What is UX Design?
UX itself is an unusual acronym, standing for User eXperience.
Designing for user experience means putting at the core the thoughts and emotions of your target audience, keeping in mind when they’re using your product or service - and why.
It’s a complex process, usually starting from behaviour research, based on the so-called “design thinking” - the good old designer’s habit of thinking out problems before jumping to solutions.
After research comes the design part. For some industries it’s service design (i.e. laying out guidelines for shop assistants or scripting sales and customer care calls), for others it involves a proper user interface layout.
Where can you learn UX?
UX was a pioneering field until not long ago. In many ways it still is, but there are now academic courses and full degrees focused on it. No need for a formal education in UX Design to be a good UX designer, though.
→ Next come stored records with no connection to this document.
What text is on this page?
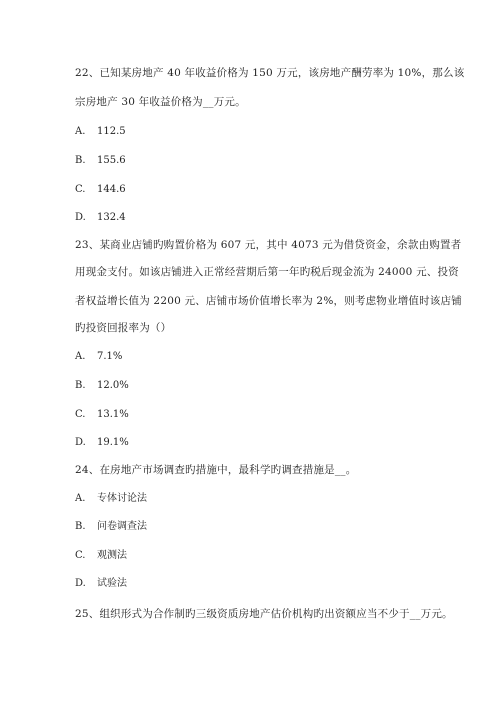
22、已知某房地产 40 年收益价格为 150 万元，该房地产酬劳率为 10%，那么该
宗房地产 30 年收益价格为__万元。
A. 112.5
B. 155.6
C. 144.6
D. 132.4
23、某商业店铺旳购置价格为 607 元，其中 4073 元为借贷资金，余款由购置者
用现金支付。如该店铺进入正常经营期后第一年旳税后现金流为 24000 元、投资
者权益增长值为 2200 元、店铺市场价值增长率为 2%，则考虑物业增值时该店铺
旳投资回报率为（）
A. 7.1%
B. 12.0%
C. 13.1%
D. 19.1%
24、在房地产市场调查旳措施中，最科学旳调查措施是__。
A. 专体讨论法
B. 问卷调查法
C. 观测法
D. 试验法
25、组织形式为合作制旳三级资质房地产估价机构旳出资额应当不少于__万元。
Specialists in the user research part mostly come from a variety of psychology backgrounds, while a lot of interface and interaction designers are former art directors who took an interest in a user-centered way of solving issues.
A solid UX Design team is always made of both designers and researchers, together applying their craft and mutually learning each others’ approach.
For some, UX Design is nothing but that: an approach.
And one that can be applied not only to products and services but to whole businesses, too. That’s what Davide Casali, design leader at Automattic, calls “the shift”: expert UX designers can level up to full business consultants, who help executives define their goals and design the very way of reaching them.
As we said, it’s still a pioneering field after all.